A team of researchers from the University of California Berkeley and the Lawrence Berkeley National Laboratory has developed a low-cost technique to direct nanoparticles to self-assemble themselves into device-ready materials.
The research team led by Ting Xu fabricated numerous thin film layers by blending block co-polymer supramolecules with gold nanoparticles. These thin films find use in light management, catalysis, remote sensing, energy storage, energy harvesting, memory storage, and in the up-and-coming plasmonics field.
Xu informed that this supramolecular method produces thin films by manipulating the 3-D spatial arrangement of nanoparticles with single particle accuracy over macroscopic distances. This novel technique can facilitate larger thin film fabrication and can be utilized on other material nanoparticles in addition to gold. This thin film fabrication technique is a powerful platform to explore nanoparticle structure-property correlations and enables the team to produce material structures suitable for scalable nanomanufacturing and device fabrication.
Block co-polymer supramolecules create different morphologies featuring microdomains by self-assembling themselves. These microdomains act as a suitable structural framework to enable co-self-assembling of nanoparticles thanks to their size of fewer nanometers. The nanocomposite films produced by this technique have a thickness range of 100-200 nm. Microdomains featured in these nanocomposite films are either in cylindrical or lamellar morphology.
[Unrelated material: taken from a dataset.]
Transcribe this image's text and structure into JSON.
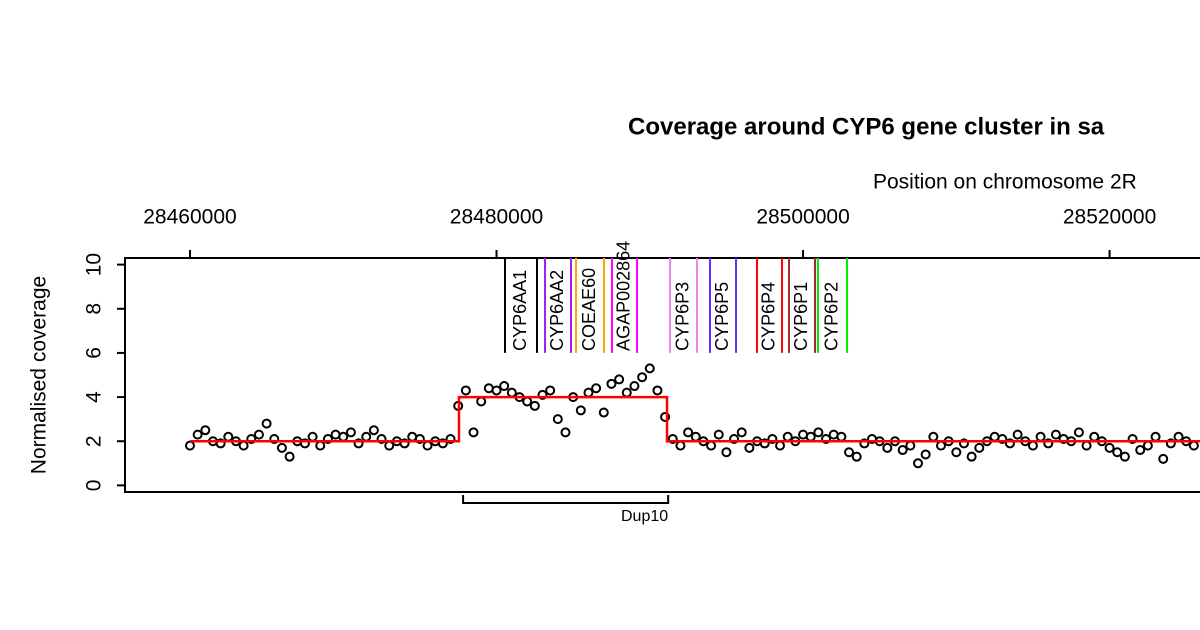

The nanocomposite films featuring lamellar microdomains have hexagonally-packed 2-D sheets stacked parallel to the surface, while films featuring cylindrical microdomains have 1-D chains packed as irregular hexagonal lattices with orientation parallel to the surface.
Xu stated that the study results show that the novel technique can produce highly-ordered nanoparticle lattices inside the microdomains of block co-polymers and 3-D hierarchical nanoparticle assemblies with accurate structural control.
The distance between two gold nanoparticles within the 1-D chains and the 2-D sheets was only 8-10 nm, making them suitable for plasmonic applications. The gold thin films produced by the method demonstrate powerful plasmonic coupling across the inter-particle spacing within the 1-D chains and 2-D sheets. The supramolecular approach can also be utilized to develop plasmonic metamaterials.